What types of supplements do you recommend to take during the class.

We do not recommend any specific brand or type of supplement. You know yourself better than anyone, and anything you take should be something you have worked with for some time. Bringing a new supplement the try the week of class is a mistake. Make sure you are taking something your body is familiar with and can process. Energy drinks and pre workouts are not allowed during the week. They can have a negative physiological effect on the body that can cause a medical drop from the program. You are working for hours and not minutes. A pre workout drink you may use for a workout in the gym will not last through a several hours stint in full PPE. We encourage you to focus more on nutrition and supplementation the will aid in endurance, hydration, and recovery efforts.


What are the requirements for the program? What is the pass-fail rate for the class?

The requirements for the program are the same for each class and explained at the beginning of each drill. We do not “move the bar” for anyone in attendance to the program. If someone comes to the class and is highly prepared and can complete all drills on the first attempt, which is acceptable. We do not increase the level of difficulty for that person. The same goes for someone having trouble with a portion of the program. We will not decrease the requirement in order for someone to move through the class. This maintains the integrity of the program and ensures all successful candidates have met the same standard as past attendees. Pass fail rate varies per class and depends on the preparedness of the class. We have had rates ranging from 45% success for the class to as high as 87% success.


What happens if I am not successful, what constitutes a fail.
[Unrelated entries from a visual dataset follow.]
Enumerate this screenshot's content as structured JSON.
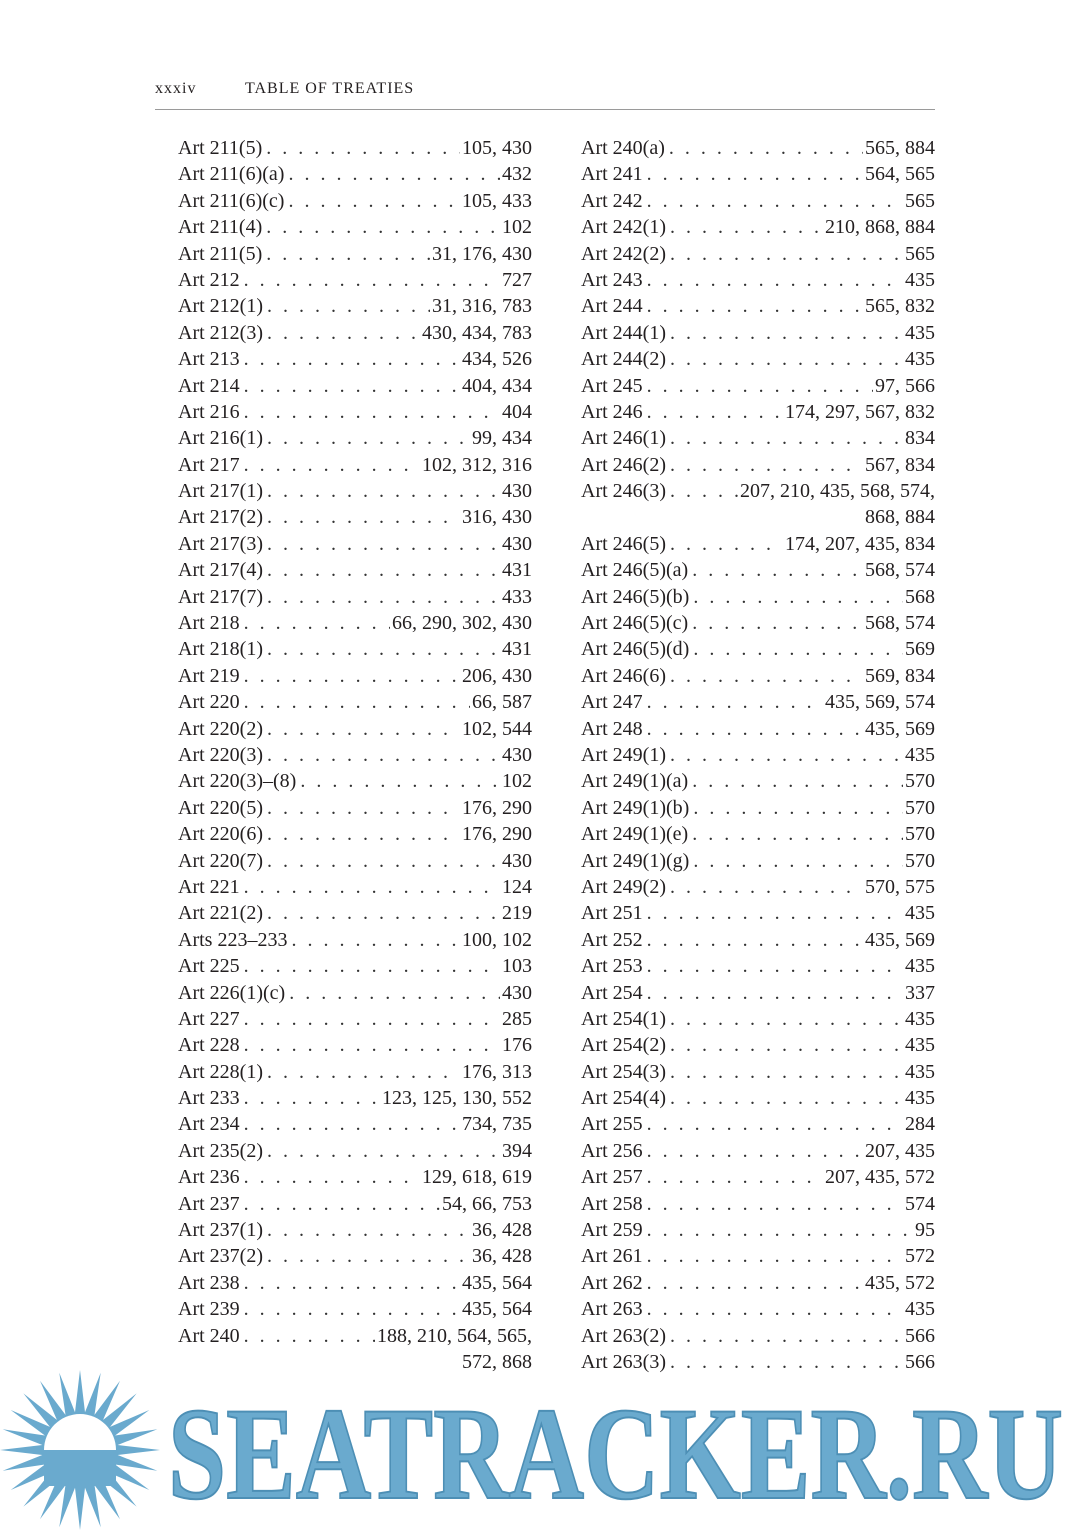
{
  "header": {
    "page_number": "xxxiv",
    "title": "TABLE OF TREATIES"
  },
  "left_column": [
    {
      "label": "Art 211(5)",
      "pages": "105, 430"
    },
    {
      "label": "Art 211(6)(a)",
      "pages": "432"
    },
    {
      "label": "Art 211(6)(c)",
      "pages": "105, 433"
    },
    {
      "label": "Art 211(4)",
      "pages": "102"
    },
    {
      "label": "Art 211(5)",
      "pages": "31, 176, 430"
    },
    {
      "label": "Art 212",
      "pages": "727"
    },
    {
      "label": "Art 212(1)",
      "pages": "31, 316, 783"
    },
    {
      "label": "Art 212(3)",
      "pages": "430, 434, 783"
    },
    {
      "label": "Art 213",
      "pages": "434, 526"
    },
    {
      "label": "Art 214",
      "pages": "404, 434"
    },
    {
      "label": "Art 216",
      "pages": "404"
    },
    {
      "label": "Art 216(1)",
      "pages": "99, 434"
    },
    {
      "label": "Art 217",
      "pages": "102, 312, 316"
    },
    {
      "label": "Art 217(1)",
      "pages": "430"
    },
    {
      "label": "Art 217(2)",
      "pages": "316, 430"
    },
    {
      "label": "Art 217(3)",
      "pages": "430"
    },
    {
      "label": "Art 217(4)",
      "pages": "431"
    },
    {
      "label": "Art 217(7)",
      "pages": "433"
    },
    {
      "label": "Art 218",
      "pages": "66, 290, 302, 430"
    },
    {
      "label": "Art 218(1)",
      "pages": "431"
    },
    {
      "label": "Art 219",
      "pages": "206, 430"
    },
    {
      "label": "Art 220",
      "pages": "66, 587"
    },
    {
      "label": "Art 220(2)",
      "pages": "102, 544"
    },
    {
      "label": "Art 220(3)",
      "pages": "430"
    },
    {
      "label": "Art 220(3)–(8)",
      "pages": "102"
    },
    {
      "label": "Art 220(5)",
      "pages": "176, 290"
    },
    {
      "label": "Art 220(6)",
      "pages": "176, 290"
    },
    {
      "label": "Art 220(7)",
      "pages": "430"
    },
    {
      "label": "Art 221",
      "pages": "124"
    },
    {
      "label": "Art 221(2)",
      "pages": "219"
    },
    {
      "label": "Arts 223–233",
      "pages": "100, 102"
    },
    {
      "label": "Art 225",
      "pages": "103"
    },
    {
      "label": "Art 226(1)(c)",
      "pages": "430"
    },
    {
      "label": "Art 227",
      "pages": "285"
    },
    {
      "label": "Art 228",
      "pages": "176"
    },
    {
      "label": "Art 228(1)",
      "pages": "176, 313"
    },
    {
      "label": "Art 233",
      "pages": "123, 125, 130, 552"
    },
    {
      "label": "Art 234",
      "pages": "734, 735"
    },
    {
      "label": "Art 235(2)",
      "pages": "394"
    },
    {
      "label": "Art 236",
      "pages": "129, 618, 619"
    },
    {
      "label": "Art 237",
      "pages": "54, 66, 753"
    },
    {
      "label": "Art 237(1)",
      "pages": "36, 428"
    },
    {
      "label": "Art 237(2)",
      "pages": "36, 428"
    },
    {
      "label": "Art 238",
      "pages": "435, 564"
    },
    {
      "label": "Art 239",
      "pages": "435, 564"
    },
    {
      "label": "Art 240",
      "pages": "188, 210, 564, 565,"
    },
    {
      "label": "",
      "pages": "572, 868"
    }
  ],
  "right_column": [
    {
      "label": "Art 240(a)",
      "pages": "565, 884"
    },
    {
      "label": "Art 241",
      "pages": "564, 565"
    },
    {
      "label": "Art 242",
      "pages": "565"
    },
    {
      "label": "Art 242(1)",
      "pages": "210, 868, 884"
    },
    {
      "label": "Art 242(2)",
      "pages": "565"
    },
    {
      "label": "Art 243",
      "pages": "435"
    },
    {
      "label": "Art 244",
      "pages": "565, 832"
    },
    {
      "label": "Art 244(1)",
      "pages": "435"
    },
    {
      "label": "Art 244(2)",
      "pages": "435"
    },
    {
      "label": "Art 245",
      "pages": "97, 566"
    },
    {
      "label": "Art 246",
      "pages": "174, 297, 567, 832"
    },
    {
      "label": "Art 246(1)",
      "pages": "834"
    },
    {
      "label": "Art 246(2)",
      "pages": "567, 834"
    },
    {
      "label": "Art 246(3)",
      "pages": "207, 210, 435, 568, 574,"
    },
    {
      "label": "",
      "pages": "868, 884"
    },
    {
      "label": "Art 246(5)",
      "pages": "174, 207, 435, 834"
    },
    {
      "label": "Art 246(5)(a)",
      "pages": "568, 574"
    },
    {
      "label": "Art 246(5)(b)",
      "pages": "568"
    },
    {
      "label": "Art 246(5)(c)",
      "pages": "568, 574"
    },
    {
      "label": "Art 246(5)(d)",
      "pages": "569"
    },
    {
      "label": "Art 246(6)",
      "pages": "569, 834"
    },
    {
      "label": "Art 247",
      "pages": "435, 569, 574"
    },
    {
      "label": "Art 248",
      "pages": "435, 569"
    },
    {
      "label": "Art 249(1)",
      "pages": "435"
    },
    {
      "label": "Art 249(1)(a)",
      "pages": "570"
    },
    {
      "label": "Art 249(1)(b)",
      "pages": "570"
    },
    {
      "label": "Art 249(1)(e)",
      "pages": "570"
    },
    {
      "label": "Art 249(1)(g)",
      "pages": "570"
    },
    {
      "label": "Art 249(2)",
      "pages": "570, 575"
    },
    {
      "label": "Art 251",
      "pages": "435"
    },
    {
      "label": "Art 252",
      "pages": "435, 569"
    },
    {
      "label": "Art 253",
      "pages": "435"
    },
    {
      "label": "Art 254",
      "pages": "337"
    },
    {
      "label": "Art 254(1)",
      "pages": "435"
    },
    {
      "label": "Art 254(2)",
      "pages": "435"
    },
    {
      "label": "Art 254(3)",
      "pages": "435"
    },
    {
      "label": "Art 254(4)",
      "pages": "435"
    },
    {
      "label": "Art 255",
      "pages": "284"
    },
    {
      "label": "Art 256",
      "pages": "207, 435"
    },
    {
      "label": "Art 257",
      "pages": "207, 435, 572"
    },
    {
      "label": "Art 258",
      "pages": "574"
    },
    {
      "label": "Art 259",
      "pages": "95"
    },
    {
      "label": "Art 261",
      "pages": "572"
    },
    {
      "label": "Art 262",
      "pages": "435, 572"
    },
    {
      "label": "Art 263",
      "pages": "435"
    },
    {
      "label": "Art 263(2)",
      "pages": "566"
    },
    {
      "label": "Art 263(3)",
      "pages": "566"
    }
  ],
  "watermark": {
    "text": "SEATRACKER.RU",
    "color": "#6aaace"
  }
}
If you are not successful, all students are highly encourage to return to the next class, and many do to find success. There are three ways candidates leave the program. First is a DOR (Drop on Request), this is the most common exit from the program. This is where the student requests on their own to leave the training for various reasons. The instructors always encourage the student to continue but it is ultimately the students call on whether to stay or go when requesting a DOR. Second way  would be a DOP (Drop on Performance), this is where a student did not meet the standard as outlined and after working with instructors are unable to meet the standard. A performance drop is made upon recommendation of lead instructors and reviewed by the command staff before a student is performance dropped. The third way to leave the program is  MEDD (Medical Drop), this is where the medical provider on site or the orthopedic trainer determines it is not safe for the student to continue. If this happens, the command staff at the direction of the medical team will issue a MEDD. Any student that exits the program undergoes a medical and orthopedic exam followed by an exit interview with the command staff. All paperwork from the class and drop paperwork is available to the candidate or that candidates Fire Chief upon request.